Sosyolojik Yabancılaşma
Belli bir insan grubu kendi ülkelerini terk edip farklı bir ülkeye yerleşmeye gittiklerinde yerli halk tarafından yabancı muamelesi görürler ve sosyal baskılarla karşılaşırlar. Bu tepkinin nedeni genelde sanıldığı gibi yabancı düşmanlığı değildir. Altta yatan asıl neden ekonomiktir. İnsanlar yabancıların gelişiyle işlerini kaybedeceklerinden korkarlar. Demek ki, her türlü yabancılaşma duygusunun kökeninde ekonomik çıkarlar yatıyor. İnsan sosyal bir canlı türü olduğundan sosyal akımlardan etkilenir. Eğer bir toplumda liderler veya medya grupları yabancı akımına karşı çıkarlarsa, kısa sürede bu görüşün halk arasında da yaygınlaşıp güçlendiğini görürüz.

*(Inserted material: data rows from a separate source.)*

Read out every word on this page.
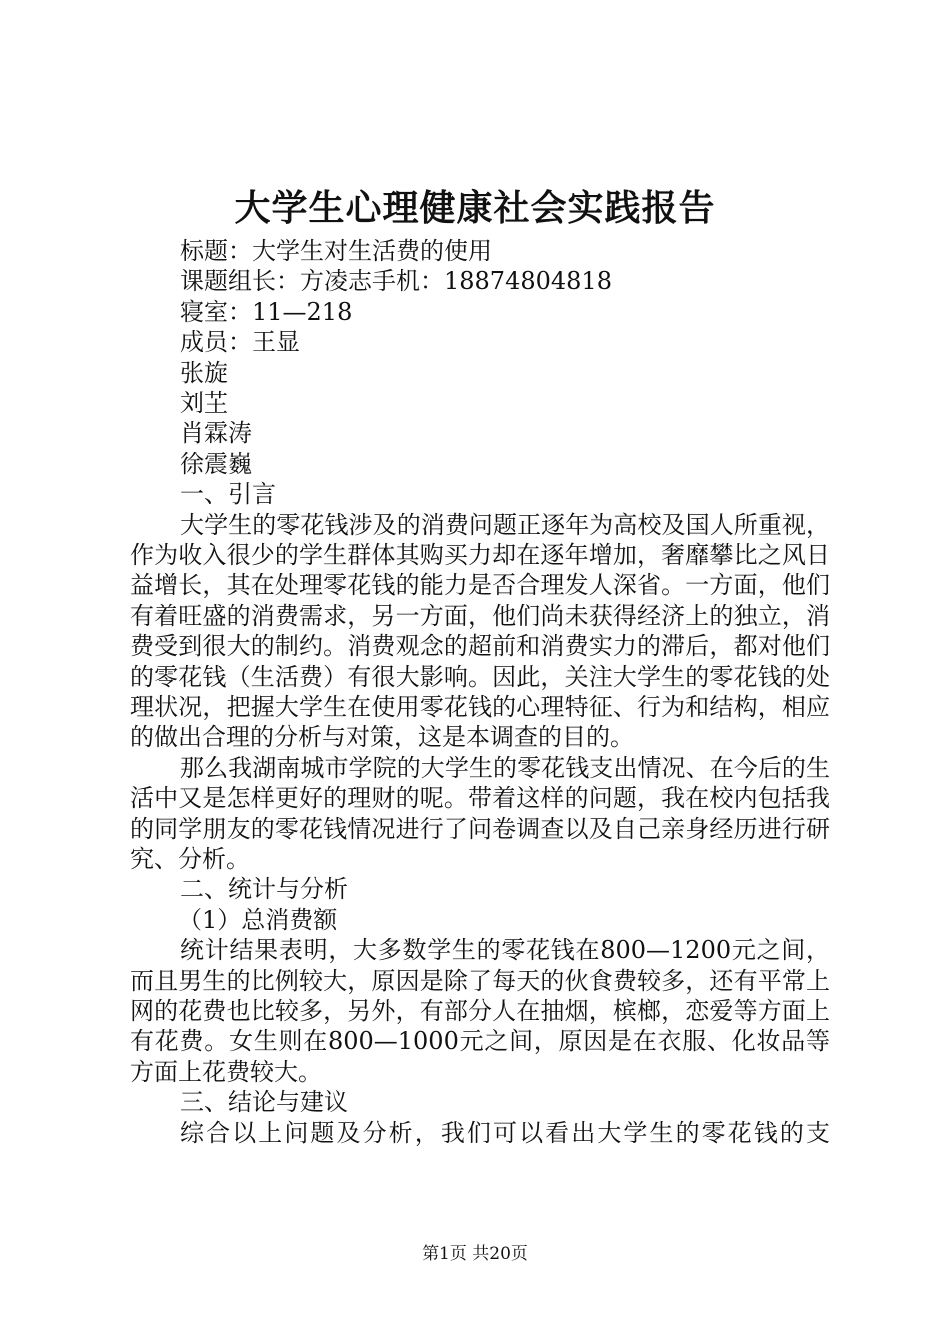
大学生心理健康社会实践报告
标题：大学生对生活费的使用
课题组长：方凌志手机：18874804818
寝室：11—218
成员：王显
张旋
刘芏
肖霖涛
徐震巍
一、引言
大学生的零花钱涉及的消费问题正逐年为高校及国人所重视，作为收入很少的学生群体其购买力却在逐年增加，奢靡攀比之风日益增长，其在处理零花钱的能力是否合理发人深省。一方面，他们有着旺盛的消费需求，另一方面，他们尚未获得经济上的独立，消费受到很大的制约。消费观念的超前和消费实力的滞后，都对他们的零花钱（生活费）有很大影响。因此，关注大学生的零花钱的处理状况，把握大学生在使用零花钱的心理特征、行为和结构，相应的做出合理的分析与对策，这是本调查的目的。
那么我湖南城市学院的大学生的零花钱支出情况、在今后的生活中又是怎样更好的理财的呢。带着这样的问题，我在校内包括我的同学朋友的零花钱情况进行了问卷调查以及自己亲身经历进行研究、分析。
二、统计与分析
（1）总消费额
统计结果表明，大多数学生的零花钱在800—1200元之间，而且男生的比例较大，原因是除了每天的伙食费较多，还有平常上网的花费也比较多，另外，有部分人在抽烟，槟榔，恋爱等方面上有花费。女生则在800—1000元之间，原因是在衣服、化妆品等方面上花费较大。
三、结论与建议
综合以上问题及分析，我们可以看出大学生的零花钱的支
第1页 共20页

Amerika toplumu tümüyle göçmen Avrupalılardan oluşmuştur. Kendileri bir zamanlar bu yeni kıtaya göç edip geldiklerinden göçmen olmanın ne demek olduğunu bilmeleri ve yeni göçmenlere daha anlayışlı davranmaları beklenirken tam tersi oluyor. Kendileri bir zamanlar ülkeye gelmiş yabancı göçmenler olduklarını unutuyorlar ve yeni gelenlere kapılarını kapıyorlar. Eğer yeteri kadar geriye bakıp tarihin derinliklerine uzanacak olursak, görürüz ki “gerçekten yerli” denebilecek toplum çok az sayıdadır. Amerika yerli halkı olarak kabul edilen Kızılderili grupları dahi yeni kıtaya Bering kara köprüsü üzerinden binlerce yıl önce Asya’dan gelmişlerdir. 17. yüzyıldan itibaren kıtaya gelen Avrupalılar silah zoruyla yayıldılar ve Kızılderilileri “reservation” denen kıtanın çorak bölgelerde yaşamaya zorladılar.
Ekonomik Yabancılaşma
Sosyolojik yabancılaşma eyleminde toplumların silah gücü ve bu silah gücünü oluşturan ekonomik gelişmişlik boyutu önemli olmaktadır. Ekonomik gücü elinde bulunduranlar hem yabancılaşmakta hem de yabancılaştırmaktadırlar. Ekonomik güç sadece silah gücü değildir. Medya denen sesli ve yazılı iletişim araçları ile film endüstrisi de ekonomi ile yakından ilişkilidir. İfade özgürlüğünü savunan kapitalist toplumlarda medyanın etkisi ekonomik yabancılaşmaya büyük katkı sağlamaktadır.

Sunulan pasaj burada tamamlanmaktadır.